Votre graphique de capacité montre : la demande actuelle est de 1 500 RPS en croissance de 20 % par mois. La capacité actuelle est de 2 500 RPS. Un nouveau lot de serveurs (+1 500 RPS de capacité) arrive en 8 semaines. Le cône de prévision a des bornes ±15 % à l'horizon de 8 semaines.

Calculez la date à laquelle la demande prévue (estimation centrale, borne supérieure) dépasse la capacité actuelle.

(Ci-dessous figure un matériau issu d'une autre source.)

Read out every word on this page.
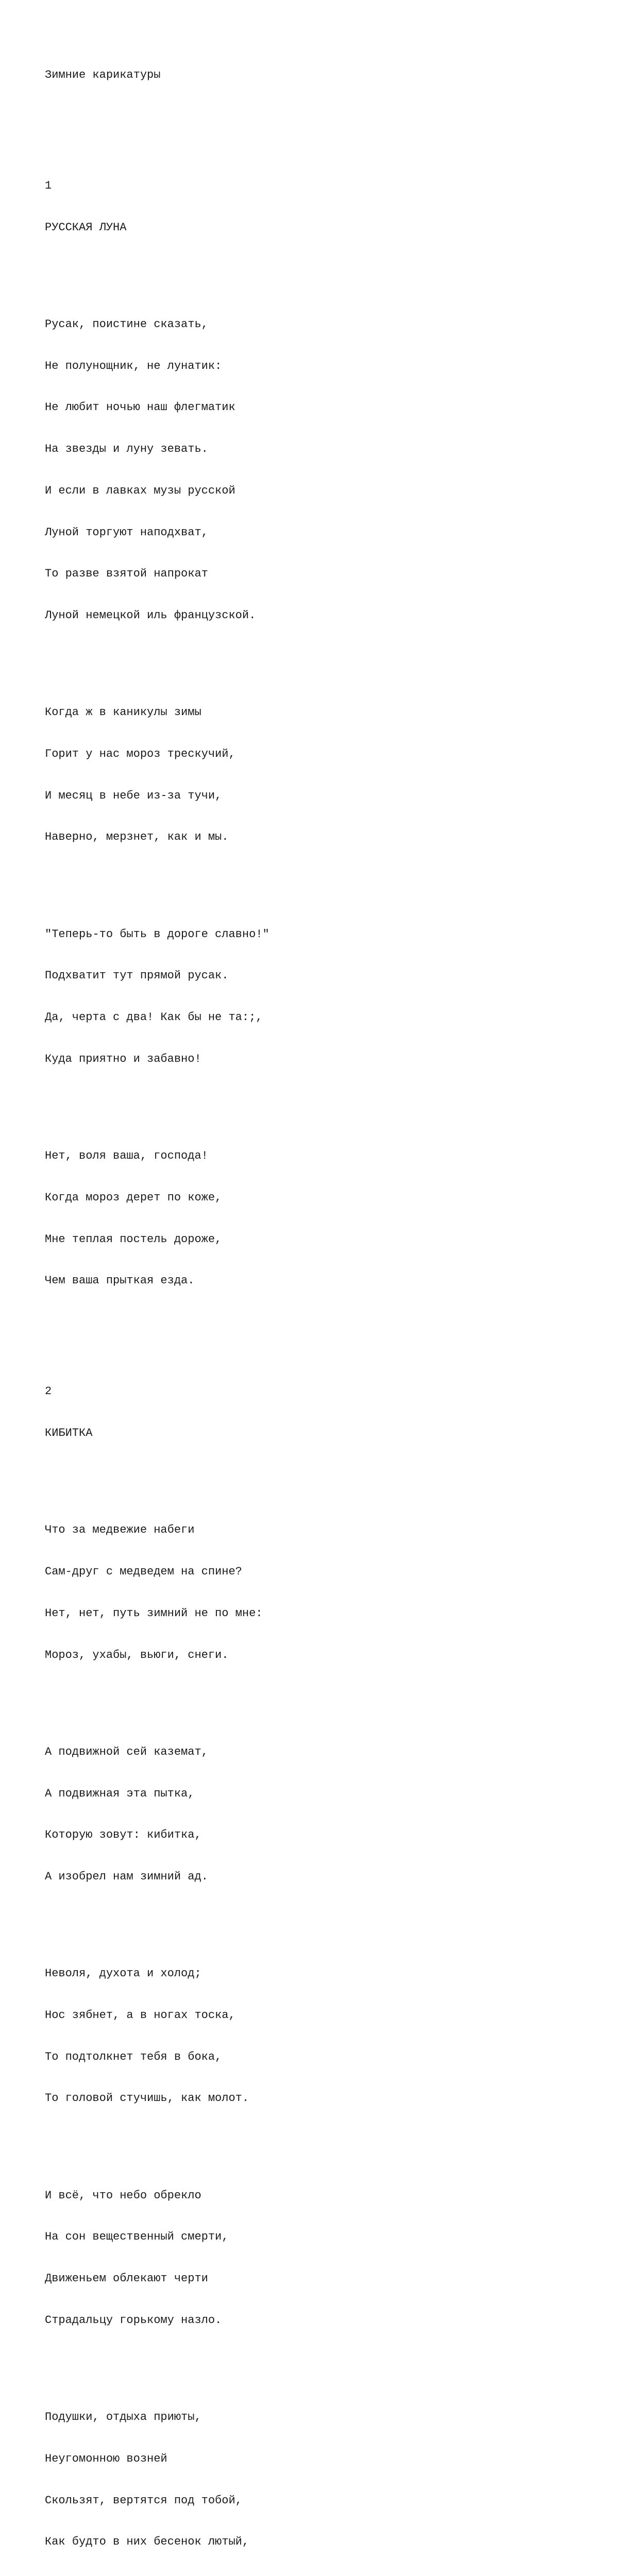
Зимние карикатуры

1

РУССКАЯ ЛУНА

Русак, поистине сказать,

Не полунощник, не лунатик:

Не любит ночью наш флегматик

На звезды и луну зевать.

И если в лавках музы русской

Луной торгуют наподхват,

То разве взятой напрокат

Луной немецкой иль французской.

Когда ж в каникулы зимы

Горит у нас мороз трескучий,

И месяц в небе из-за тучи,

Наверно, мерзнет, как и мы.

"Теперь-то быть в дороге славно!"

Подхватит тут прямой русак.

Да, черта с два! Как бы не та:;,

Куда приятно и забавно!

Нет, воля ваша, господа!

Когда мороз дерет по коже,

Мне теплая постель дороже,

Чем ваша прыткая езда.

2

КИБИТКА

Что за медвежие набеги

Сам-друг с медведем на спине?

Нет, нет, путь зимний не по мне:

Мороз, ухабы, вьюги, снеги.

А подвижной сей каземат,

А подвижная эта пытка,

Которую зовут: кибитка,

А изобрел нам зимний ад.

Неволя, духота и холод;

Нос зябнет, а в ногах тоска,

То подтолкнет тебя в бока,

То головой стучишь, как молот.

И всё, что небо обрекло

На сон вещественный смерти,

Движеньем облекают черти

Страдальцу горькому назло.

Подушки, отдыха приюты,

Неугомонною возней

Скользят, вертятся под тобой,

Как будто в них бесенок лютый,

Le nouveau lot de serveurs arrivera-t-il à temps ? Quelle est la forme visuelle de l'enveloppe entre maintenant & l'arrivée du nouveau lot, & quelle action prendriez-vous si la demande de la borne supérieure dépasse la capacité actuelle avant l'arrivée du nouveau lot ?

Géométrie de la capacité : résumé

Formes qui prédisent l'avenir

Vous avez parcouru quatre structures géométriques qui tournent sous la planification de capacité :

- La loi de Little (L = λ × W) comme la surface d'un rectangle définissant l'occupation en régime permanent

- La courbe de file d'attente avec son coude à 80 % d'utilisation, codant le coût non linéaire de fonctionner chaud

- Les pentes de tendance & les cônes de prévision qui transforment les données historiques en projections exploitables

- Les enveloppes de marge comme des graphiques 2D de capacité vs demande, avec des dates d'intersection marquant les délais de provisionnement


La planification de capacité est, au cœur visuel, la discipline de garder une courbe en toute sécurité au-dessus d'une autre au fil du temps. Les chiffres sont de la décoration ; les formes portent la vérité. Un ingénieur de capacité qui lit correctement la courbe de file d'attente attrape les problèmes qu'un tableau de bord CPU cache jusqu'à ce que le système brûle déjà.


La leçon compagne sur la planification de capacité couvrait les pratiques : mesure, prévision, tests de plafond, marge, & mise à l'échelle. Cette leçon couvrait la géométrie sous-jacente. Ensemble, elles forment l'échafaudage visuel & analytique de l'exécution de services qui se mettent à l'échelle sans surprise.